Providing insight and analysis requires training. Just as an engineer or a medical doctor needs special tools and a particular theoretical understanding of physics, biology or chemistry, so too do journalists need to understand the function and theory of communication to effectively communicate the news. Journalism, and its sister profession of public relations, produce experts who know how to interpret news and get a story out. And they do so within organizations that have earned a reputation for trust and credibility through decades (or even centuries) of successful reportage and editorial.

In a rapidly evolving world of instant communication and the deluge of user-generated content over the Internet, there appears to remain one constant: trust. This is where the mainstream media and classically trained journalists have an advantage: People trust reputable newspapers, reporters and columnists. That trust is based on both an emotional connection and an evidentiary one – it’s not so easily replaced by machine-edited services such as Google News.

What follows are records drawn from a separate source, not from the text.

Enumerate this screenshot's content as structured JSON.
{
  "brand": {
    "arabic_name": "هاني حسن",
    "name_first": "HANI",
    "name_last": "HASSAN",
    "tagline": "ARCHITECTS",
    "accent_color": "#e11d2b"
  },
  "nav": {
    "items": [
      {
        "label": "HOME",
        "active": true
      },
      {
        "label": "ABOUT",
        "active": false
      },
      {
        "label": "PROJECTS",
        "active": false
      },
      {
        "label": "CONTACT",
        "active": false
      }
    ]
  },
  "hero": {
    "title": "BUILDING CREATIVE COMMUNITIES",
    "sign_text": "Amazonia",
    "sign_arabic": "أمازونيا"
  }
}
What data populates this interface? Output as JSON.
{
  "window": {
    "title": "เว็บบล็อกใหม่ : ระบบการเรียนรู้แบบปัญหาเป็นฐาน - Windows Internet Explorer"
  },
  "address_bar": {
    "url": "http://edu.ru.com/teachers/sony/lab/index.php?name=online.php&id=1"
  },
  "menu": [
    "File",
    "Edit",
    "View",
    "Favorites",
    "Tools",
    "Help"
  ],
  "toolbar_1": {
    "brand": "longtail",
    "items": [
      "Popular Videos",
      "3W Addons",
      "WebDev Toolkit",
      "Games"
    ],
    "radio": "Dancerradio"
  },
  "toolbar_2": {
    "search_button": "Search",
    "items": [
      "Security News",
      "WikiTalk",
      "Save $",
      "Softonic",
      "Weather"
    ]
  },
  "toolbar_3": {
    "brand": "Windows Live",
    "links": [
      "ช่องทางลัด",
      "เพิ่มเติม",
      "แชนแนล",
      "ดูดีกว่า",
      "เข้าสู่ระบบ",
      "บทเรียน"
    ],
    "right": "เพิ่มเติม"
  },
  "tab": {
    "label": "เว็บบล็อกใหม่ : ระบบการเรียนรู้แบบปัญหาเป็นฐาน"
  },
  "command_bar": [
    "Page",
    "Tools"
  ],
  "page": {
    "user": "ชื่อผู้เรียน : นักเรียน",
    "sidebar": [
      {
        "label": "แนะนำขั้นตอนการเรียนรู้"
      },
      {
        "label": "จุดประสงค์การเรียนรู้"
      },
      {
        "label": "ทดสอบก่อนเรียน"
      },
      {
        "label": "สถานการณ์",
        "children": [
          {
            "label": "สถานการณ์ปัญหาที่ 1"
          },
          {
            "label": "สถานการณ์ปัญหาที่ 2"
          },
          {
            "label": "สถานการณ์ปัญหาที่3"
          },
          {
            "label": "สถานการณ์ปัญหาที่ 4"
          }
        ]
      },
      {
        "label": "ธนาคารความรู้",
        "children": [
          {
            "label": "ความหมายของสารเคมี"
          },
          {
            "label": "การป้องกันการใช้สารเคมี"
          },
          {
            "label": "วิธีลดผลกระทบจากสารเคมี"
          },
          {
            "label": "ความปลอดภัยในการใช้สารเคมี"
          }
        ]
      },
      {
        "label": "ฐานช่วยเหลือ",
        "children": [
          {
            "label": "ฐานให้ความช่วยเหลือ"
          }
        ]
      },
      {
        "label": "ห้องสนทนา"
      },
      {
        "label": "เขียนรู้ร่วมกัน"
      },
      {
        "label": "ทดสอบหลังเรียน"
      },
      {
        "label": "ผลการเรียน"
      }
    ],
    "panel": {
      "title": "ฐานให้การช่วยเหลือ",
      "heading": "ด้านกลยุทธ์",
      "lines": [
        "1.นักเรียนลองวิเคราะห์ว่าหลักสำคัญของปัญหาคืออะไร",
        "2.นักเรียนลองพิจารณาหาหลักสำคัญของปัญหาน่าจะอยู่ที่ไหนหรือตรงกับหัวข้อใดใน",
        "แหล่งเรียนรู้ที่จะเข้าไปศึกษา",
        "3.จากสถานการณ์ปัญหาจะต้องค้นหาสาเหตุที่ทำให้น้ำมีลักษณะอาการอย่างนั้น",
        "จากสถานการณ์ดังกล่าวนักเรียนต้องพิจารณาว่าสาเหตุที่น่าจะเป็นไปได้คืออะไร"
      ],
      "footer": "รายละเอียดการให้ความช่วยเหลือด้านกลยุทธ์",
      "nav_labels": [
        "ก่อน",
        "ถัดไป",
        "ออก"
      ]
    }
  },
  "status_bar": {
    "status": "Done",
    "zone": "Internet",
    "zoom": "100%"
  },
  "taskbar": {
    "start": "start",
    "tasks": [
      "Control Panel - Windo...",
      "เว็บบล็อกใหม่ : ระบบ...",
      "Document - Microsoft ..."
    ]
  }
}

In the end, the mainstream media face not extinction but transformation. What news aggregators like The Huffington Post or Drudge Report provide is a model for this potential transformation. They blend instant access to a wide variety of sources of information with a particular editorial perspective. The mainstream press will have to pursue this direction as well to survive. Reporters and publishers shouldn’t see this as a daunting prospect, but as one of the most exciting new possibilities for innovation and engagement offered to them in the history of the fourth estate.

WikiLeaks has served as one of the most public demonstrations of the validity of the mainstream media, ever. Now it is up to the most innovative publishers, editors and reporters to capitalize on the opportunity to renew their organizations and pull the news industry into the 21st century.

Alex Sévigny is an associate professor in the department of communication studies and multimedia at McMaster University.